All of these well meaning but wrongheaded steps would saddle the Irish taxpayer with enormous debts and would risk national bankruptcy, Kelly predicted. He was resisted tooth and nail but he was right.

Now Kelly is no longer a lone voice in the wilderness. Others have reluctantly joined his chorus. For years Kelly was once the only voice challenging the official line of the Irish Department of Finance, including the banks and the stockbrokers. But now prominent fellow economists like Karl Whelan, Brian Lucey and Constantin Gurdgiev and financial analyst Paul Sommerville have raised their voices in protest with him.

"When I first saw Morgan Kelly's research, I said, "This can't be right, can it?" Brian Lucey, the associate professor of finance at Trinity College Dublin told the Irish press this week. "But he sent me the data and I couldn't find much wrong with it. The scales fell from my eyes. We were in for a mighty thump."

Kelly had concluded the Irish domestic banking sector was facing about 60 billion euro in losses, a figure that official government estimates are now approaching following Irish Finance Minister Brian Lenihan's revisions last week to 50 billion-plus.

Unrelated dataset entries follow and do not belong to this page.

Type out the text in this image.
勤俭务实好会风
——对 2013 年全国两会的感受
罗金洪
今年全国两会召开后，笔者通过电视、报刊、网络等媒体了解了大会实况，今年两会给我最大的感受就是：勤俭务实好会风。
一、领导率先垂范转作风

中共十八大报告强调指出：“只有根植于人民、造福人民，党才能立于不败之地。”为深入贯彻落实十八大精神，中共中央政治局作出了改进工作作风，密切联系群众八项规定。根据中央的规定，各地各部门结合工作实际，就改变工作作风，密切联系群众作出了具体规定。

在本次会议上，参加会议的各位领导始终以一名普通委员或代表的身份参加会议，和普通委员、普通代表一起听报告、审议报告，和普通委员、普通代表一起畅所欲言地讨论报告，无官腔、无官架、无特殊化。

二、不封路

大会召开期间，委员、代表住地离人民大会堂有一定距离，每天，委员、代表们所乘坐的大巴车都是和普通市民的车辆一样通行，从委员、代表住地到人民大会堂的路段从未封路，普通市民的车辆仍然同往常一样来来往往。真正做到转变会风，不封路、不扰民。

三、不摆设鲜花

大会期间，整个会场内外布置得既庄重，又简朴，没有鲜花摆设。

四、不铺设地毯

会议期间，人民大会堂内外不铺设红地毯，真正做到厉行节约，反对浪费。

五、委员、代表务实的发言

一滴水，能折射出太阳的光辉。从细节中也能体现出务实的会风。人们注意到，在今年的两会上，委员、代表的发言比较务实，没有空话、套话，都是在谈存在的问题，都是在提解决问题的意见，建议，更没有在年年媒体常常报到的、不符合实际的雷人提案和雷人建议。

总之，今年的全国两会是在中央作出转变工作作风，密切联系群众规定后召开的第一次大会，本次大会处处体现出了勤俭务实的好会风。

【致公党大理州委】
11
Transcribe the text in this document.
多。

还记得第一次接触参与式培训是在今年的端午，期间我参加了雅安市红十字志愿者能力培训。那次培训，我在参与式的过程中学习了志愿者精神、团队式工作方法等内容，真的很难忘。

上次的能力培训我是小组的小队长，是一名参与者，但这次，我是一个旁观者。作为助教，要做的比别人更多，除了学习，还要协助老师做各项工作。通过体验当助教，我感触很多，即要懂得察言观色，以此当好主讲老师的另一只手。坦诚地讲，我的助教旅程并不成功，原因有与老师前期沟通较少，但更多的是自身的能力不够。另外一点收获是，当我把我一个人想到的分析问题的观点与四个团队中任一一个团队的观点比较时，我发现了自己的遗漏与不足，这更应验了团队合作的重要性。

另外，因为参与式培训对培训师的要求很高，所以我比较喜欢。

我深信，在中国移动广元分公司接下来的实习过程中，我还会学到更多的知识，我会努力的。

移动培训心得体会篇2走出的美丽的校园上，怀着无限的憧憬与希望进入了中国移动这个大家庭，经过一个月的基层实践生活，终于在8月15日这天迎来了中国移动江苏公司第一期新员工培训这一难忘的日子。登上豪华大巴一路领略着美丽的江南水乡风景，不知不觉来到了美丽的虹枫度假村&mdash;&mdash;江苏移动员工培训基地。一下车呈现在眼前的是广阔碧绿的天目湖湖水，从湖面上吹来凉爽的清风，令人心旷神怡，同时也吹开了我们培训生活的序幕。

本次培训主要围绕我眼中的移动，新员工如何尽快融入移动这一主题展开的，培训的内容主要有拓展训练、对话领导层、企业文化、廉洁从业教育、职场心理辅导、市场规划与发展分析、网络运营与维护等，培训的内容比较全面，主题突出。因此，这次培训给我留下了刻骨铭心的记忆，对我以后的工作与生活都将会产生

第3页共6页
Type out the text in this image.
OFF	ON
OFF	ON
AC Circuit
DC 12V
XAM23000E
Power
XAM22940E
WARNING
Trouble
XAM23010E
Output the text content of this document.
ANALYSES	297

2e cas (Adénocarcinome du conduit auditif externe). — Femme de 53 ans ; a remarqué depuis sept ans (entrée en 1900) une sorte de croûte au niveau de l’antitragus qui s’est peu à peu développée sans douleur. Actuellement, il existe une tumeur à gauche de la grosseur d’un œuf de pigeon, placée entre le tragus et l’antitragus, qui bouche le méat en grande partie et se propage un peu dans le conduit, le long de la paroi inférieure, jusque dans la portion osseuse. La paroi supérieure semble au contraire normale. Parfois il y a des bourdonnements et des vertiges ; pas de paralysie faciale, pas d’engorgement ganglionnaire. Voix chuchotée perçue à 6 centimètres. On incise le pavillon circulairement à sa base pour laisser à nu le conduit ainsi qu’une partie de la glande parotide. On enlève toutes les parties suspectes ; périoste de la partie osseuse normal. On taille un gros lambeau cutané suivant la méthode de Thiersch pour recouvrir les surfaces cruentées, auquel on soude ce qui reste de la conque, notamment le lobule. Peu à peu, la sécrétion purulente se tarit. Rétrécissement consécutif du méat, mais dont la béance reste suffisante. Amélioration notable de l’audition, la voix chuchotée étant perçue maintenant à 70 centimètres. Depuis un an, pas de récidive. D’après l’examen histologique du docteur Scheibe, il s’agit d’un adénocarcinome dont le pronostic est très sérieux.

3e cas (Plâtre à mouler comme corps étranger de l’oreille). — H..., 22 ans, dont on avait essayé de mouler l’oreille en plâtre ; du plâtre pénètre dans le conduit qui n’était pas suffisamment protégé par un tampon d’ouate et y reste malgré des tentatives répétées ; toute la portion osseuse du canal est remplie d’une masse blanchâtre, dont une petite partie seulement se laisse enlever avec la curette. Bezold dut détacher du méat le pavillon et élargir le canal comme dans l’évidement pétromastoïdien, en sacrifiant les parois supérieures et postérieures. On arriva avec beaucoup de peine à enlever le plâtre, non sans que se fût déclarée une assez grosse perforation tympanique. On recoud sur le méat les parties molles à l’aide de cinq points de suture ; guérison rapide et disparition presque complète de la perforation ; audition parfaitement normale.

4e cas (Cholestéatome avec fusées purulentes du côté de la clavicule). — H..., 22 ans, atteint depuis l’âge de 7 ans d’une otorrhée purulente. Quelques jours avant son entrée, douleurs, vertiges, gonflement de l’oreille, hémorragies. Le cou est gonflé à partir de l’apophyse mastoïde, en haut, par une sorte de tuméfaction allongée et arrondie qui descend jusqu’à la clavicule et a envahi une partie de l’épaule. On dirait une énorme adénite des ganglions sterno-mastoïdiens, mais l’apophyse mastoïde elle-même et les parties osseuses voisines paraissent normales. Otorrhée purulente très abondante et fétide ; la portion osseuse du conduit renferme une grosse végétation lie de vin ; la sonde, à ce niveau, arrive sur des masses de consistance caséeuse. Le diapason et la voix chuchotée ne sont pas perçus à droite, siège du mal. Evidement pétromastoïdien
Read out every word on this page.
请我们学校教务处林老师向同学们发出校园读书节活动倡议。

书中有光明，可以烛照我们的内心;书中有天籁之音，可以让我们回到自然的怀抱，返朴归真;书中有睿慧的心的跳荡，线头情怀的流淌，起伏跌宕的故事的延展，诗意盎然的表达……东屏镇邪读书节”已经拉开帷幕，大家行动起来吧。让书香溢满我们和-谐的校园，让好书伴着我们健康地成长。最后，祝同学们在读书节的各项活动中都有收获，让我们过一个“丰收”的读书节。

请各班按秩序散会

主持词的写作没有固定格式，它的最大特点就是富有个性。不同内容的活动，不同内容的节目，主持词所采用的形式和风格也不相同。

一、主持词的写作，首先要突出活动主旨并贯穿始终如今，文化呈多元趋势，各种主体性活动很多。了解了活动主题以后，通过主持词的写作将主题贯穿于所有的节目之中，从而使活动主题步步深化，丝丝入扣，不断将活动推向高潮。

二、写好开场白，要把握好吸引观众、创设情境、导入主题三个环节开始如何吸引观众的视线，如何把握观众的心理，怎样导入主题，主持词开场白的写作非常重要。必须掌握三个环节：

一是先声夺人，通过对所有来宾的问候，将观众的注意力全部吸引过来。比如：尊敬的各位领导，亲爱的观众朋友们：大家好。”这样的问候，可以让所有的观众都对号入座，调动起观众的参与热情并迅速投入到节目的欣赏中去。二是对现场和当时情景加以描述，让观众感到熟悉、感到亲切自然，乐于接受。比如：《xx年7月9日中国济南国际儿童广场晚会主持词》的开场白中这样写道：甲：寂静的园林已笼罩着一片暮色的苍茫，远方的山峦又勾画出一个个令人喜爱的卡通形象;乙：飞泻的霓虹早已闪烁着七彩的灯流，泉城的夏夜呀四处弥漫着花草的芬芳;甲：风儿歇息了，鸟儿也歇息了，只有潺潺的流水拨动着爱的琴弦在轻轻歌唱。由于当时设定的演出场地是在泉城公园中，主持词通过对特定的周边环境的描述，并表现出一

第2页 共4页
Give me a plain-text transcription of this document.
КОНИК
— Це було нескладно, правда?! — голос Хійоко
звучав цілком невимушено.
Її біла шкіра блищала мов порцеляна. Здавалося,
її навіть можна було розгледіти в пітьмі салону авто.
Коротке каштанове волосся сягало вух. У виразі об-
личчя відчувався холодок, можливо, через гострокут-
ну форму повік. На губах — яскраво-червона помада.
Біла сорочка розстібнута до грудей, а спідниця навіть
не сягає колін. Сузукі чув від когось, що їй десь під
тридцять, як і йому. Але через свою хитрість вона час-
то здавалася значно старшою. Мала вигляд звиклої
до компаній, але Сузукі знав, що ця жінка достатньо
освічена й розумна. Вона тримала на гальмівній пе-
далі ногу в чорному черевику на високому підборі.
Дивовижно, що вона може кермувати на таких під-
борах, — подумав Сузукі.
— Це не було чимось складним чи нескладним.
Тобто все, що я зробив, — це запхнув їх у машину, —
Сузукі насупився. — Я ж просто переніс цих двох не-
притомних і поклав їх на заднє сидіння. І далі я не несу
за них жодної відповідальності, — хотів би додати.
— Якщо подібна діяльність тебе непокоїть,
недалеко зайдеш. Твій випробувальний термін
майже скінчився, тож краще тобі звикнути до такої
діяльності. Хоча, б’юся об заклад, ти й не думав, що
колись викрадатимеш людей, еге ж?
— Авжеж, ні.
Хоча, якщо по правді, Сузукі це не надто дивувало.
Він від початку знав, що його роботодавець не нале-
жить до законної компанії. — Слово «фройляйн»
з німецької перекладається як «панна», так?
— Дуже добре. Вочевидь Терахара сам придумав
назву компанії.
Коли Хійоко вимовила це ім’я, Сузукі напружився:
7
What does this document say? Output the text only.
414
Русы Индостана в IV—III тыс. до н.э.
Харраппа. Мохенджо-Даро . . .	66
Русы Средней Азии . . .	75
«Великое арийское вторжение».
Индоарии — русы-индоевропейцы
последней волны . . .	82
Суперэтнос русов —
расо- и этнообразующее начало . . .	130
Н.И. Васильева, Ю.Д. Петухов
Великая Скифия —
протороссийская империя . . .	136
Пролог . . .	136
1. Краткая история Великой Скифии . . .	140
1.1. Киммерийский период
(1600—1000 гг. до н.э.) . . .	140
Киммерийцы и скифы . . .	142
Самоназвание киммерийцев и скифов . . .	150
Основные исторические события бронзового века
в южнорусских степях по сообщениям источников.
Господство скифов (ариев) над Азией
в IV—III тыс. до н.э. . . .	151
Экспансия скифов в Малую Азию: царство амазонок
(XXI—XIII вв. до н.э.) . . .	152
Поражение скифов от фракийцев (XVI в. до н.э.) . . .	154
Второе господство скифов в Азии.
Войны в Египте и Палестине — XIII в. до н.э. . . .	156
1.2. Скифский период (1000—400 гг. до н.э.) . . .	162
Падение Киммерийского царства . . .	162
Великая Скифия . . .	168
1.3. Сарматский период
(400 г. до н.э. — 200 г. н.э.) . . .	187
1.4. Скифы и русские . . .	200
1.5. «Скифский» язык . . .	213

"The government is converging rapidly with reality but we've wasted two years getting an honest appraisal," said Lucey. "They had plenty of advice available to them. Unfortunately they did the financial equivalent of trying to defy gravity."

Lucey said he and his academic colleagues Karl Whelan and Constantin Gurdgiev had briefed every political party on the crisis except for the ruling party Fianna Fail. They were not invited. Lucey then added it was a "terrible indictment" of the Department of Finance and the government that critics like them were not brought on board.

"The government had ideological preconceptions about the way they were going to solve this," Lucey added. The governments solution, NAMA,  raised doubts about the efficacy of a 'bad bank' approach to dealing with unpaid property loans, Lucey said.

"The government imagined nationalising AIB and Bank of Ireland was the worst thing that could happen, but they didn't realise how bad things could get," Karl Whelan, a professor of economics at UCD, told the press. "I'm not convinced that we have seen the end of the loan losses at AIB and Bank of Ireland. With more write-downs to come on its non-NAMA loans, Bank of Ireland may also end up in majority state ownership."

"Experience from previous banking crises shows that bankers always try to save their own skins by understating the scale of the problems," said Whelan. "The government also didn't seem too interested in really getting to the bottom of the scale of the problem. Probably they felt they needed an honest assessment of the state of the banks like a hole in the head."

Ireland has moved past a national banking crisis into a full-blown sovereign crisis because of the Irish government's reluctance to face reality, retired banker turned finance analyst Peter Mathews told the Irish press this week. Having taken on so much debt to fix the banks, the Irish government may have dug a hole for the nation which it cannot emerge, he said.